The HMSDK is compared with 4 different settings as follows:
Case | Description |
---|---|
DRAM-only | redis-server uses only local DRAM memory. |
CXL-only | redis-server uses only CXL memory. |
Default | default memory policy(MPOL_DEFAULT ). numa balancing disabled. |
HMSDK | DAMON enabled with migrate_cold for DRAM node and migrate_hot for CXL node. |
All the result values are normalized to the execution time of DRAM-only. The DRAM-only execution time is the ideal result without being affected by the performance gap between DRAM and CXL.
The above results show that the "Default" execution time increases as DRAM free space decreases from 80GB to 10GB. This is because, as memory pressure increases, more CXL memory is utilized for the target Redis workload.
However, the HMSDK results show less slowdown because the migrate_cold
action at the DRAM node proactively demotes pre-allocated cold data to the CXL node, increasing free space in the DRAM. This creates more opportunities to allocate hot or warm pages of the redis server to the faster DRAM node. Furthermore, the migrate_hot
action at the CXL node actively promotes hot pages of the redis-server to the DRAM node. As a result, the performance gap between "Default" and "HMSDK" widens as memory pressure increases.

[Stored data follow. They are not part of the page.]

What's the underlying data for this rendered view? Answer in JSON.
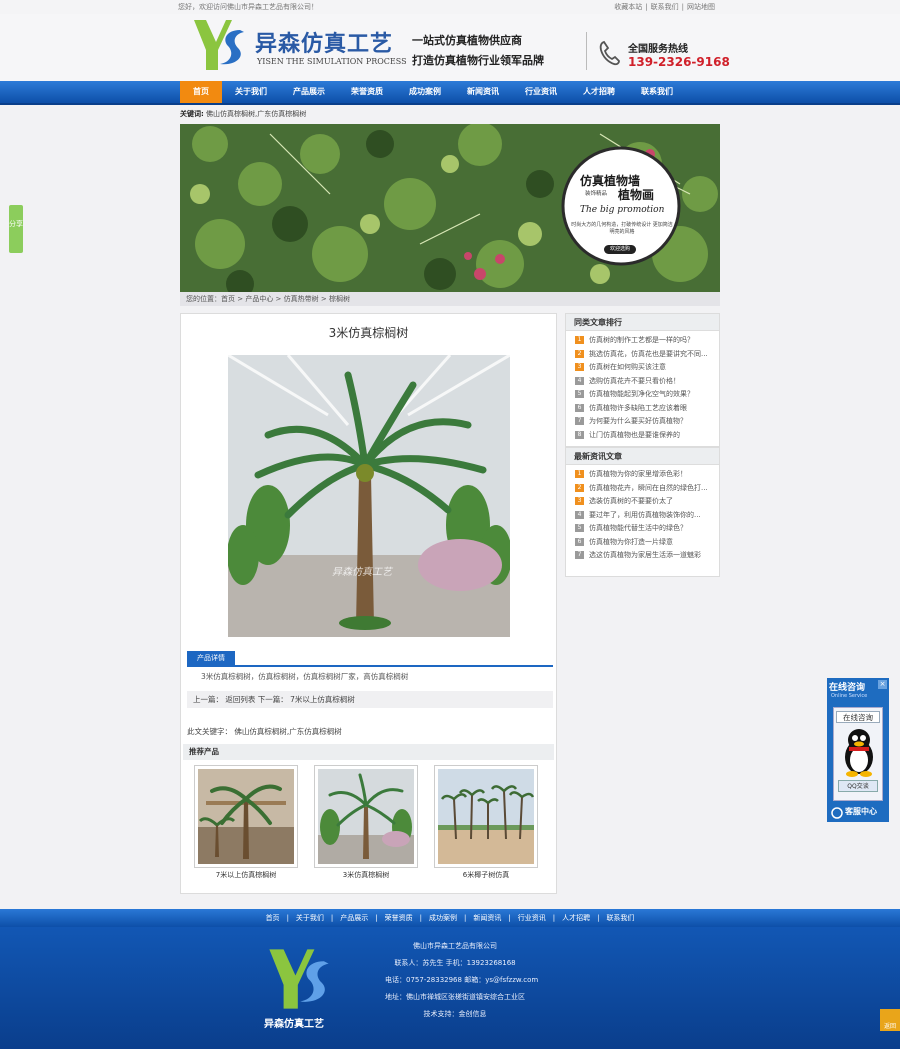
{
  "topbar": {
    "welcome": "您好，欢迎访问佛山市异森工艺品有限公司！",
    "links": [
      "收藏本站",
      "联系我们",
      "网站地图"
    ]
  },
  "header": {
    "logo_name": "异森仿真工艺",
    "logo_en": "YISEN THE SIMULATION PROCESS",
    "slogan1": "一站式仿真植物供应商",
    "slogan2": "打造仿真植物行业领军品牌",
    "hotline_label": "全国服务热线",
    "hotline": "139-2326-9168"
  },
  "nav": [
    "首页",
    "关于我们",
    "产品展示",
    "荣誉资质",
    "成功案例",
    "新闻资讯",
    "行业资讯",
    "人才招聘",
    "联系我们"
  ],
  "keywords_bar": {
    "label": "关键词:",
    "value": "佛山仿真棕榈树,广东仿真棕榈树"
  },
  "banner": {
    "title1": "仿真植物墙",
    "badge": "装饰精品",
    "title2": "植物画",
    "promo": "The big promotion",
    "desc": "时尚大方的几何构造，打破传统设计  更加简洁明亮的风格",
    "button": "欢迎选购"
  },
  "breadcrumb": "您的位置：首页 > 产品中心 > 仿真热带树 > 棕榈树",
  "product": {
    "title": "3米仿真棕榈树",
    "watermark": "异森仿真工艺",
    "detail_tab": "产品详情",
    "detail_text": "3米仿真棕榈树，仿真棕榈树，仿真棕榈树厂家，高仿真棕榈树",
    "prevnext": "上一篇：  返回列表   下一篇：  7米以上仿真棕榈树",
    "keywords": "此文关键字：  佛山仿真棕榈树,广东仿真棕榈树"
  },
  "recommend": {
    "title": "推荐产品",
    "items": [
      "7米以上仿真棕榈树",
      "3米仿真棕榈树",
      "6米椰子树仿真"
    ]
  },
  "sidebar": {
    "hot_title": "同类文章排行",
    "hot": [
      "仿真树的制作工艺都是一样的吗？",
      "挑选仿真花，仿真花也是要讲究不同...",
      "仿真树在如何购买该注意",
      "选购仿真花卉不要只看价格！",
      "仿真植物能起到净化空气的效果？",
      "仿真植物许多缺陷工艺应该着眼",
      "为何要为什么要买好仿真植物？",
      "让门仿真植物也是要谁保养的"
    ],
    "news_title": "最新资讯文章",
    "news": [
      "仿真植物为你的家里增添色彩！",
      "仿真植物花卉，瞬间在自然的绿色打...",
      "选装仿真树的不要要价太了",
      "要过年了，利用仿真植物装饰你的...",
      "仿真植物能代替生活中的绿色？",
      "仿真植物为你打造一片绿意",
      "选这仿真植物为家居生活添一道魅彩"
    ],
    "num_colors": [
      "#f0901e",
      "#f0901e",
      "#f0901e",
      "#9a9a9a",
      "#9a9a9a",
      "#9a9a9a",
      "#9a9a9a",
      "#9a9a9a"
    ]
  },
  "footer": {
    "nav": [
      "首页",
      "关于我们",
      "产品展示",
      "荣誉资质",
      "成功案例",
      "新闻资讯",
      "行业资讯",
      "人才招聘",
      "联系我们"
    ],
    "logo_name": "异森仿真工艺",
    "lines": [
      "佛山市异森工艺品有限公司",
      "联系人：苏先生 手机：13923268168",
      "电话：0757-28332968 邮箱：ys@fsfzzw.com",
      "地址：佛山市禅城区张槎街道镇安综合工业区",
      "技术支持：金创信息"
    ]
  },
  "widgets": {
    "left_tab": "分享",
    "qq_title": "在线咨询",
    "qq_sub": "Online Service",
    "qq_online": "在线咨询",
    "qq_button": "QQ交谈",
    "qq_foot": "客服中心",
    "backtop": "返回"
  },
  "colors": {
    "nav_blue": "#1d67c2",
    "nav_active": "#f28a10",
    "hotline_red": "#d0202a",
    "brand_blue": "#2a5aa5"
  }
}
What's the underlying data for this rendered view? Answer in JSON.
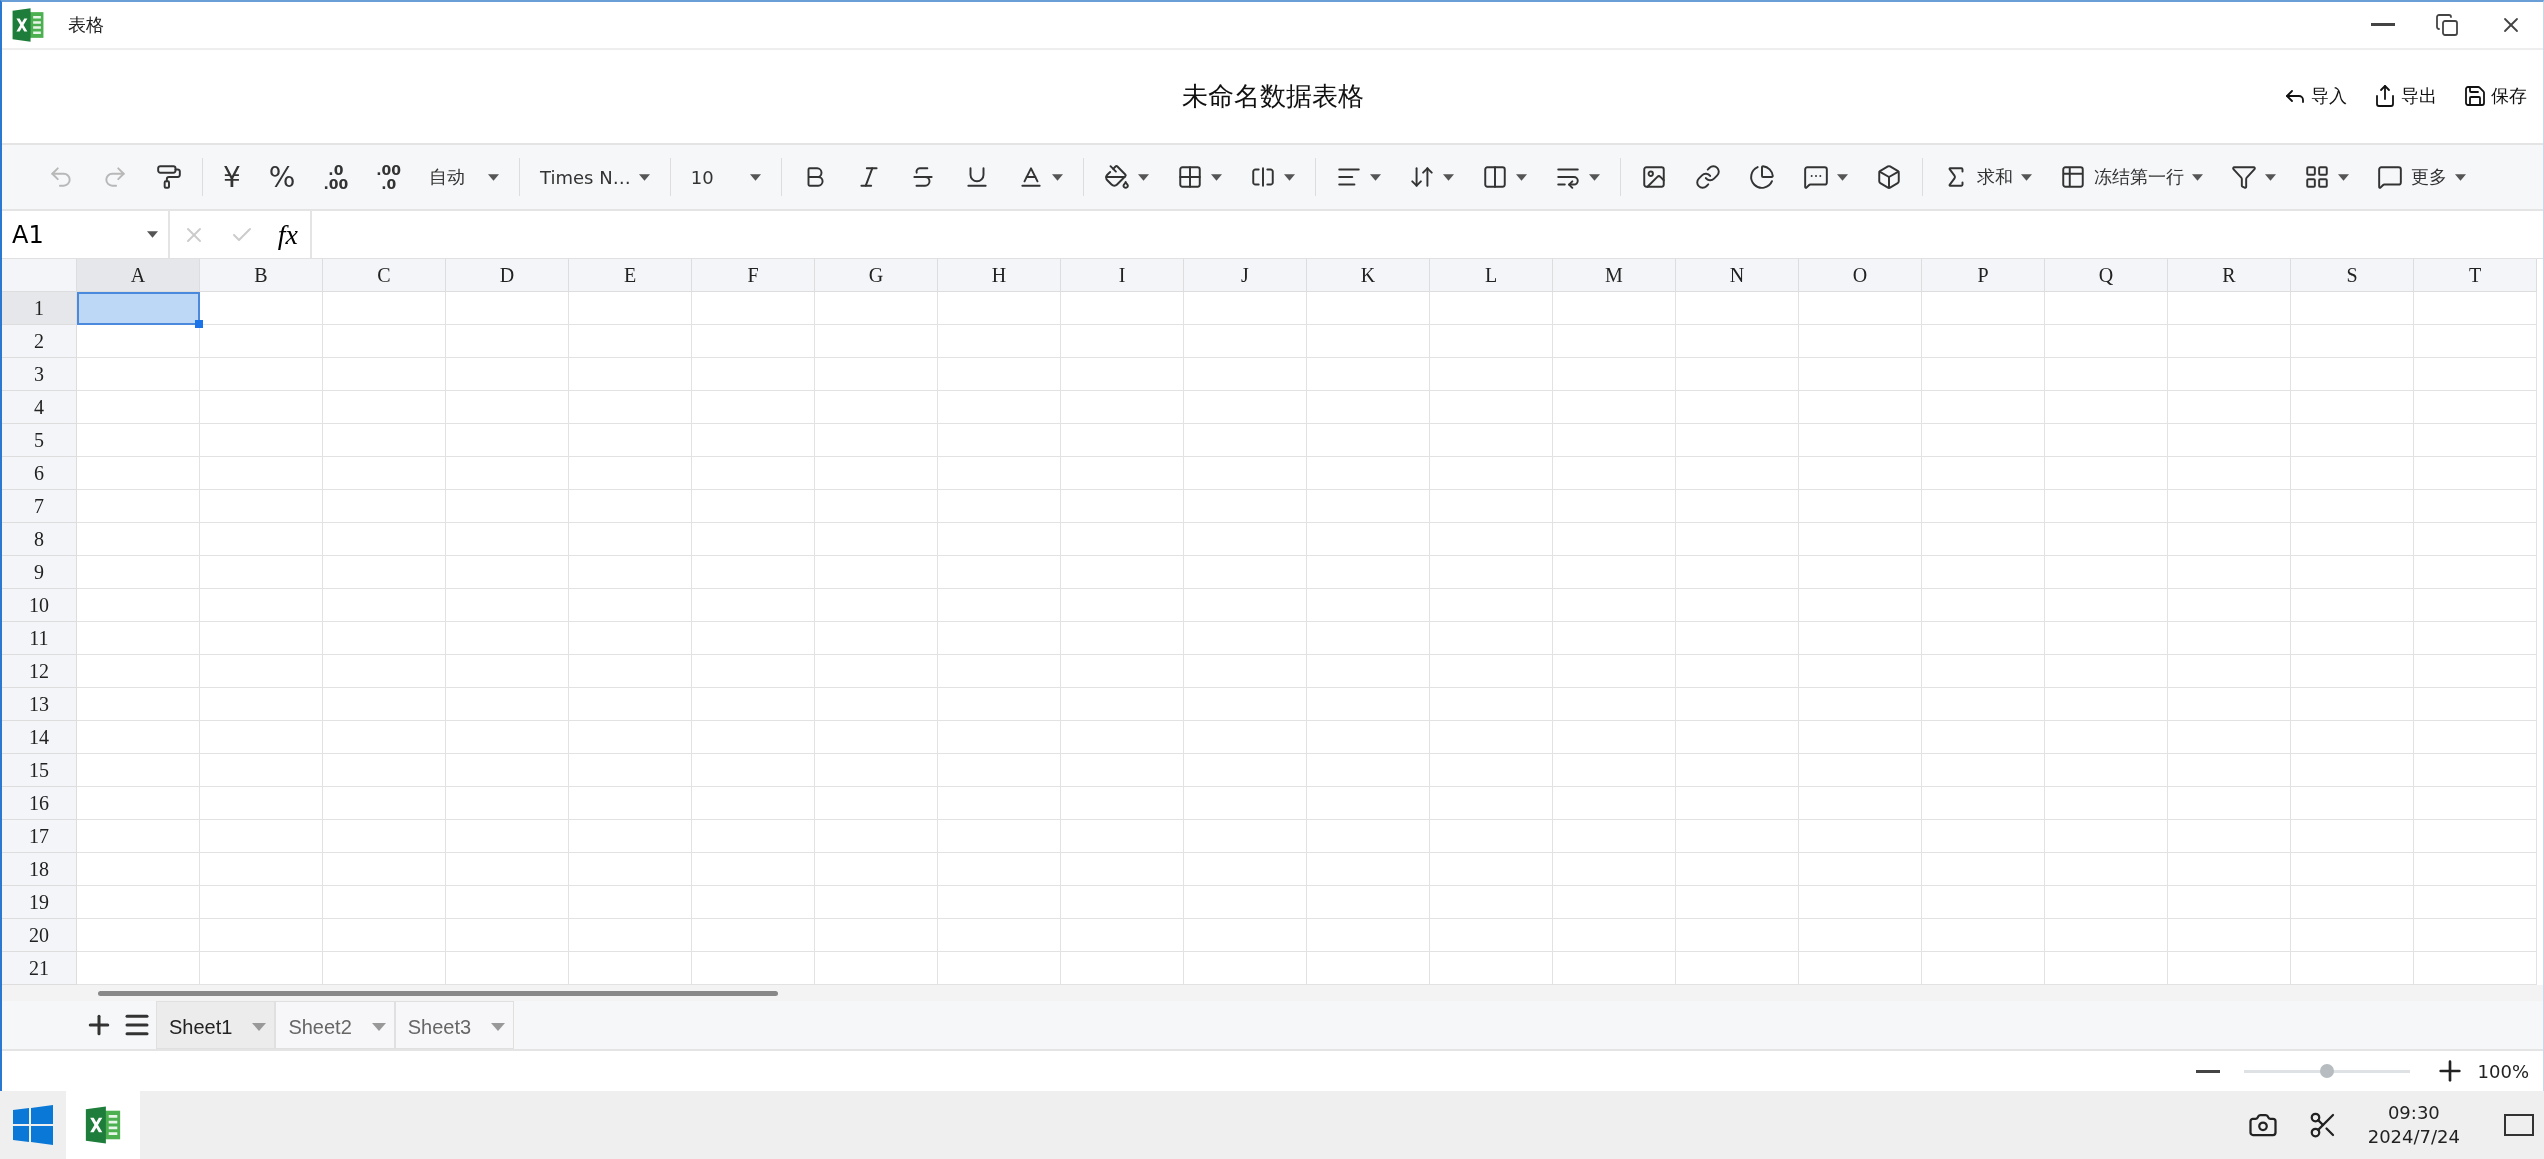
{
  "window": {
    "title": "表格",
    "controls": [
      {
        "kind": "minimize"
      },
      {
        "kind": "restore"
      },
      {
        "kind": "close"
      }
    ]
  },
  "header": {
    "title": "未命名数据表格",
    "actions": [
      {
        "kind": "import",
        "label": "导入"
      },
      {
        "kind": "export",
        "label": "导出"
      },
      {
        "kind": "save",
        "label": "保存"
      }
    ]
  },
  "toolbar": [
    [
      {
        "kind": "undo",
        "disabled": true,
        "dropdown": false
      },
      {
        "kind": "redo",
        "disabled": true,
        "dropdown": false
      },
      {
        "kind": "roller",
        "disabled": false,
        "dropdown": false
      }
    ],
    [
      {
        "kind": "text",
        "label": "¥",
        "disabled": false,
        "dropdown": false
      },
      {
        "kind": "text",
        "label": "%",
        "disabled": false,
        "dropdown": false
      },
      {
        "kind": "increase",
        "top": ".0",
        "bottom": ".00",
        "disabled": false,
        "dropdown": false
      },
      {
        "kind": "decrease",
        "top": ".00",
        "bottom": ".0",
        "disabled": false,
        "dropdown": false
      },
      {
        "kind": "select",
        "label": "自动",
        "disabled": false,
        "dropdown": true
      }
    ],
    [
      {
        "kind": "select",
        "label": "Times N…",
        "disabled": false,
        "dropdown": true
      }
    ],
    [
      {
        "kind": "select",
        "label": "10",
        "disabled": false,
        "dropdown": true
      }
    ],
    [
      {
        "kind": "bold",
        "disabled": false,
        "dropdown": false
      },
      {
        "kind": "italic",
        "disabled": false,
        "dropdown": false
      },
      {
        "kind": "strikethrough",
        "disabled": false,
        "dropdown": false
      },
      {
        "kind": "underline",
        "disabled": false,
        "dropdown": false
      },
      {
        "kind": "color",
        "disabled": false,
        "dropdown": true
      }
    ],
    [
      {
        "kind": "bucket",
        "disabled": false,
        "dropdown": true
      },
      {
        "kind": "border",
        "disabled": false,
        "dropdown": true
      },
      {
        "kind": "merge",
        "disabled": false,
        "dropdown": true
      }
    ],
    [
      {
        "kind": "align",
        "disabled": false,
        "dropdown": true
      },
      {
        "kind": "valign",
        "disabled": false,
        "dropdown": true
      },
      {
        "kind": "wrap",
        "disabled": false,
        "dropdown": true
      },
      {
        "kind": "rotate",
        "disabled": false,
        "dropdown": true
      }
    ],
    [
      {
        "kind": "image",
        "disabled": false,
        "dropdown": false
      },
      {
        "kind": "link",
        "disabled": false,
        "dropdown": false
      },
      {
        "kind": "chart",
        "disabled": false,
        "dropdown": false
      },
      {
        "kind": "comment",
        "disabled": false,
        "dropdown": true
      },
      {
        "kind": "cube",
        "disabled": false,
        "dropdown": false
      }
    ],
    [
      {
        "kind": "sum",
        "label": "求和",
        "disabled": false,
        "dropdown": true
      },
      {
        "kind": "freeze",
        "label": "冻结第一行",
        "disabled": false,
        "dropdown": true
      },
      {
        "kind": "filter",
        "disabled": false,
        "dropdown": true
      },
      {
        "kind": "hatch",
        "disabled": false,
        "dropdown": true
      },
      {
        "kind": "more",
        "label": "更多",
        "disabled": false,
        "dropdown": true
      }
    ]
  ],
  "formula_bar": {
    "name_box": "A1",
    "fx": "fx"
  },
  "grid": {
    "columns": [
      {
        "label": "A",
        "selected": true
      },
      {
        "label": "B",
        "selected": false
      },
      {
        "label": "C",
        "selected": false
      },
      {
        "label": "D",
        "selected": false
      },
      {
        "label": "E",
        "selected": false
      },
      {
        "label": "F",
        "selected": false
      },
      {
        "label": "G",
        "selected": false
      },
      {
        "label": "H",
        "selected": false
      },
      {
        "label": "I",
        "selected": false
      },
      {
        "label": "J",
        "selected": false
      },
      {
        "label": "K",
        "selected": false
      },
      {
        "label": "L",
        "selected": false
      },
      {
        "label": "M",
        "selected": false
      },
      {
        "label": "N",
        "selected": false
      },
      {
        "label": "O",
        "selected": false
      },
      {
        "label": "P",
        "selected": false
      },
      {
        "label": "Q",
        "selected": false
      },
      {
        "label": "R",
        "selected": false
      },
      {
        "label": "S",
        "selected": false
      },
      {
        "label": "T",
        "selected": false
      }
    ],
    "rows": [
      {
        "label": "1",
        "selected": true
      },
      {
        "label": "2",
        "selected": false
      },
      {
        "label": "3",
        "selected": false
      },
      {
        "label": "4",
        "selected": false
      },
      {
        "label": "5",
        "selected": false
      },
      {
        "label": "6",
        "selected": false
      },
      {
        "label": "7",
        "selected": false
      },
      {
        "label": "8",
        "selected": false
      },
      {
        "label": "9",
        "selected": false
      },
      {
        "label": "10",
        "selected": false
      },
      {
        "label": "11",
        "selected": false
      },
      {
        "label": "12",
        "selected": false
      },
      {
        "label": "13",
        "selected": false
      },
      {
        "label": "14",
        "selected": false
      },
      {
        "label": "15",
        "selected": false
      },
      {
        "label": "16",
        "selected": false
      },
      {
        "label": "17",
        "selected": false
      },
      {
        "label": "18",
        "selected": false
      },
      {
        "label": "19",
        "selected": false
      },
      {
        "label": "20",
        "selected": false
      },
      {
        "label": "21",
        "selected": false
      }
    ]
  },
  "sheets": [
    {
      "label": "Sheet1",
      "selected": true
    },
    {
      "label": "Sheet2",
      "selected": false
    },
    {
      "label": "Sheet3",
      "selected": false
    }
  ],
  "zoom": {
    "level": 0.5,
    "reading": "100%"
  },
  "taskbar": {
    "apps": [
      {
        "kind": "windows",
        "selected": false
      },
      {
        "kind": "spreadsheet",
        "selected": true
      }
    ],
    "tray": [
      {
        "kind": "camera"
      },
      {
        "kind": "scissors"
      }
    ],
    "time": "09:30",
    "date": "2024/7/24"
  }
}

The following result shows the same information but in a table format.
80GB | 70GB | 60GB | 50GB | 40GB | 30GB | 20GB | 10GB | ||
---|---|---|---|---|---|---|---|---|---|
DRAM-only | 1.00 | - | - | - | - | - | - | - | - |
CXL-only | 1.19 | - | - | - | - | - | - | - | - |
Default | - | 1.00 | 1.00 | 1.05 | 1.08 | 1.12 | 1.14 | 1.18 | 1.18 |
HMSDK | - | 1.02 | 1.03 | 1.03 | 1.03 | 1.03 | 1.02 | 1.02 | 1.03 |
Please note that the "HMSDK" results of 80GB and 70GB are a bit worse than "Default" because almost all of redis data is already allocated at the fast DRAM node even for "Default" while "HMSDK" monitoring and migration overheads make it a little bit slower.
The results from 60GB to 10GB clearly show the slowdown of "Default" compared to DRAM grows linearly from 5%
, 8%
, 12%
, 14%
, 18%
, 18%
, but the slowdown of "HMSDK" stays 2%
~ 3%
in all the cases. In terms of speedup at the highest memory pressured environment, "HMSDK" shows 12.9%
speedup at the worst case compared to the "Default" result.
As a result, having HMSDK's migrate_cold
and migrate_hot
actions can enhance the efficiency of tiered memory systems, particularly under high memory pressures, by utilizing HMSDK's operation schemes.